SARS associated coronavirus has a recombinant polymerase and coronaviruses have a history of host-shifting

Abstract

The sudden appearance and potential lethality of severe acute respiratory syndrome associated coronavirus (SARS-CoV) in humans has focused attention on understanding its origins. Here, we assess phylogenetic relationships for the SARS-CoV lineage as well as the history of host-species shifts for SARS-CoV and other coronaviruses. We used a Bayesian phylogenetic inference approach with sliding window analyses of three SARS-CoV proteins: RNA dependent RNA polymerase (RDRP), nucleocapsid (N) and spike (S). Conservation of RDRP allowed us to use a set of Arteriviridae taxa to root the Coronaviridae phylogeny. We found strong evidence for a recombination breakpoint within SARS-CoV RDRP, based on different, well supported trees for a 5' fragment (supporting SARS-CoV as sister to a clade including all other coronaviruses) and a 3' fragment (supporting SARS-CoV as sister to group three avian coronaviruses). These different topologies are statistically significant: the optimal 5' tree could be rejected for the 3' region, and the optimal 3' tree could be rejected for the 5' region.

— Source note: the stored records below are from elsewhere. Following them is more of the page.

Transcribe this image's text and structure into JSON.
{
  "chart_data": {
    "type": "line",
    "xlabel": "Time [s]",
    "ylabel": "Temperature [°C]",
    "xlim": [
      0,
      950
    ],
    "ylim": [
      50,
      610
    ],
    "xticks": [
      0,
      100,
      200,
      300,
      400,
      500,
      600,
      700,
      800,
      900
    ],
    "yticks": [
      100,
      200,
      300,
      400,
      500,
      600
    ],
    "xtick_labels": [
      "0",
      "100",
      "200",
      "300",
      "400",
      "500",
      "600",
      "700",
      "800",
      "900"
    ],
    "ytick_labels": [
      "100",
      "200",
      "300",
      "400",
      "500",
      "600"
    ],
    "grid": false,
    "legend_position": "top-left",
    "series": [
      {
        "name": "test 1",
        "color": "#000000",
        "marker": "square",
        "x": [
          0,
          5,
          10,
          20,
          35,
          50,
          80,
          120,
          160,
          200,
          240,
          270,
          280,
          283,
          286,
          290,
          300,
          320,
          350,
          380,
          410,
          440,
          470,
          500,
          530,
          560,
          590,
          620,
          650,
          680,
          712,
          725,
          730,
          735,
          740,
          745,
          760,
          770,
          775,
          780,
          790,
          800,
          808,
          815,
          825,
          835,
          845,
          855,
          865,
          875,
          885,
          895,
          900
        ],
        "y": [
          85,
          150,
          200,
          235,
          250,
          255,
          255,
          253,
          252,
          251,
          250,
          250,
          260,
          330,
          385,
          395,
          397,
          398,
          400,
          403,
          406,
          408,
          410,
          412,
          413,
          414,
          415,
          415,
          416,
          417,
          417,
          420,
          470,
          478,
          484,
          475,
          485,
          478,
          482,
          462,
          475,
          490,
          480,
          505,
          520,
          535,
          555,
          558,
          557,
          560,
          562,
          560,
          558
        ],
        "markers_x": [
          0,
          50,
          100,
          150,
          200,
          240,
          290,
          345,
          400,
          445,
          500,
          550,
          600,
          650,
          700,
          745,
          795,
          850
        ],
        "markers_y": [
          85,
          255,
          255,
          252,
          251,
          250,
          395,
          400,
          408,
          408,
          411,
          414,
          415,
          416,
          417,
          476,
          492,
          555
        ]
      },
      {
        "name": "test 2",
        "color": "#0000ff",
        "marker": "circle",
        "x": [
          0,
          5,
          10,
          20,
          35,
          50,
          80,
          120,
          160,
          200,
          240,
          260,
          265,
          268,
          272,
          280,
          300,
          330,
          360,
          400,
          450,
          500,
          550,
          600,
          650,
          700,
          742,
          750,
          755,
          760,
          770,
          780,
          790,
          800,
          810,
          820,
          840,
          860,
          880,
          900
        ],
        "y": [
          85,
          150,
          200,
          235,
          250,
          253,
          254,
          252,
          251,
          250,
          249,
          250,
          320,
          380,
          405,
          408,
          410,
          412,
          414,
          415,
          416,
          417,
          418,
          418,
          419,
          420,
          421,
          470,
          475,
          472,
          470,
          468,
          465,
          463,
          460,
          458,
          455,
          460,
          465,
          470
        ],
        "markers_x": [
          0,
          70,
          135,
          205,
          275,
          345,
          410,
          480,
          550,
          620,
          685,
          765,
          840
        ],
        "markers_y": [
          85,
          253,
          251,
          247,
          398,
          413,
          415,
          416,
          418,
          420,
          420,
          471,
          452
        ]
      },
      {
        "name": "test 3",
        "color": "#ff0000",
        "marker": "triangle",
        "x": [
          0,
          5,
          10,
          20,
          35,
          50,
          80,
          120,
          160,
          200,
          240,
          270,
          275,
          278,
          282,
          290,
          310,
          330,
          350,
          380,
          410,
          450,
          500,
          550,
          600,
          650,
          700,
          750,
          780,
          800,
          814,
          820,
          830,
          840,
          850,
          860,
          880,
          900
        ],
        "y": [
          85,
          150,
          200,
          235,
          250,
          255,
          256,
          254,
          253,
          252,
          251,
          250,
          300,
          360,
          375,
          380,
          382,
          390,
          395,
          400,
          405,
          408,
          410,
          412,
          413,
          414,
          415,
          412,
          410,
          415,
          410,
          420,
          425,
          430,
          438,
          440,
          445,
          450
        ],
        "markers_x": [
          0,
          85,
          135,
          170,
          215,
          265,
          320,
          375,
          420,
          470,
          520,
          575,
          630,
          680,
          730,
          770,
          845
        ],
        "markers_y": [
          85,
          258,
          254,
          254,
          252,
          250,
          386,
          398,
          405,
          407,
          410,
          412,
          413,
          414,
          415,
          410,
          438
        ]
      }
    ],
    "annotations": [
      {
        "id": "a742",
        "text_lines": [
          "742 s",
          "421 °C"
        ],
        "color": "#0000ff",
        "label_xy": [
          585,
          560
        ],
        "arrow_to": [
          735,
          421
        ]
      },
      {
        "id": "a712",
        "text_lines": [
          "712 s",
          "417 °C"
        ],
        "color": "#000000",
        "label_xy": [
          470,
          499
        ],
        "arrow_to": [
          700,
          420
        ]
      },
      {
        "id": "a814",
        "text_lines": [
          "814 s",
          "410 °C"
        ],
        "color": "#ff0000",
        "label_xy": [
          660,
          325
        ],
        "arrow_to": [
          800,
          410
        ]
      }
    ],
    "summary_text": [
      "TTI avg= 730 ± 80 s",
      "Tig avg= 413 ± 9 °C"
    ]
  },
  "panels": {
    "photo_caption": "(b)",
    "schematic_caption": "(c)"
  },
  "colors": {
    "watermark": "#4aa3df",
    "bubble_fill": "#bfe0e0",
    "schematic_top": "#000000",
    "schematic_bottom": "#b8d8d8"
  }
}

We did not find statistical evidence for recombination in analyses of N and S, as there is little signal to differentiate among alternative trees. Comparison of phylogenetic trees for 11 known host-species and 36 coronaviruses, representing coronavirus groups 1-3 and SARS-CoV, based on N showed statistical incongruence indicating multiple host-species shifts for coronaviruses. Inference of host-species associations is highly sensitive to sampling and must be considered cautiously. However, current sampling suggests host-species shifts between mouse and rat, chicken and turkey, mammals and manx shearwater, and humans and other mammals. The sister relationship between avian coronaviruses and the 3' RDRP fragment of SARS-CoV suggests an additional host-species shift. Demonstration of recombination in the SARS-CoV lineage indicates its potential for rapid unpredictable change, a potentially important challenge for public health management and for drug and vaccine development.

Fig. 1

Recombinant nature of SARS-CoV RNA dependent RNA polymerase, as indicated by different sister relationships with other coronaviruses for different gene regions. (A) Schematic diagram showing Bayesian inference (BI) sliding window (100 amino acids long in 25 amino acid intervals) analyses used to assess recombination breakpoints within RDRP. The sister relationship of SARS-CoV RDRP with other coronavirus groups (1, 2 and/or 3) for each fragment is indicated by color code and numbers. BI phylogenies are shown for the entire 5′ (B) and 3′ (C) regions of RDRP. Numbers by each node are posterior probabilities, and when applicable, are followed by neighbor joining bootstrap percentages in italics. Multiple terminal nodes from a single virus species are represented by a black triangle, with the number of terminals indicated in white numerals. GenInfo identifiers for the proteins used in this analysis: 482297, 564004, 7769353, 93916, 233625, 14917044, 6625761, 13752450, 10242469, 94017, 12744851, 10179430, 25121660, 20271248, 11878197, 7650194, 17529672, 11878201, 25361011, 26008080, 12082740, 133455, 29293454, 14250963, 12240326, 10181074, 9635157, 29837504.

Fig. 2

Results of the AU topological test (Shimodaira, 2002) for alternative trees based on the 5′ and 3′ RDRP putative recombinant fragments. Compatible topologies for the 5′ and 3′ fragments are located in each row. Putative recombinant fragments were inferred from the results of the sliding window analysis shown in Fig. 2B. The topologies shown are summaries, with each group represented by a single terminal taxa; see Fig. 1 for details.

Fig. 3

Bayesian inference phylogeny of the nucleocapsid protein of coronaviruses in comparison with the phylogeny of their hosts (after Murphy et al., 2001 for mammals). Lines drawn between the two phylogenies indicate the host status of each coronavirus. For the nucleocapsid phylogeny, all nodes are supported by >50% Bayesian posterior probability. Nodes overlaid with circles are also supported by >75% of neighbor joining bootstraps. GenInfo identifiers for the proteins used in this analysis: 1220375, 395178, 127872, 11096193, 543643, 3132999, 1515361, 21624372, 222585, 29840828, 13448682, 28916465, 281107, 74863, 28460530, 11640712, 29836503, 14253137, 1515365, 1515367, 6689852, 6689856, 320020, 1515375, 1515373, 1515371, 331869, 547999, 21624295, 21624366, 21624369, 28932648, 28932650.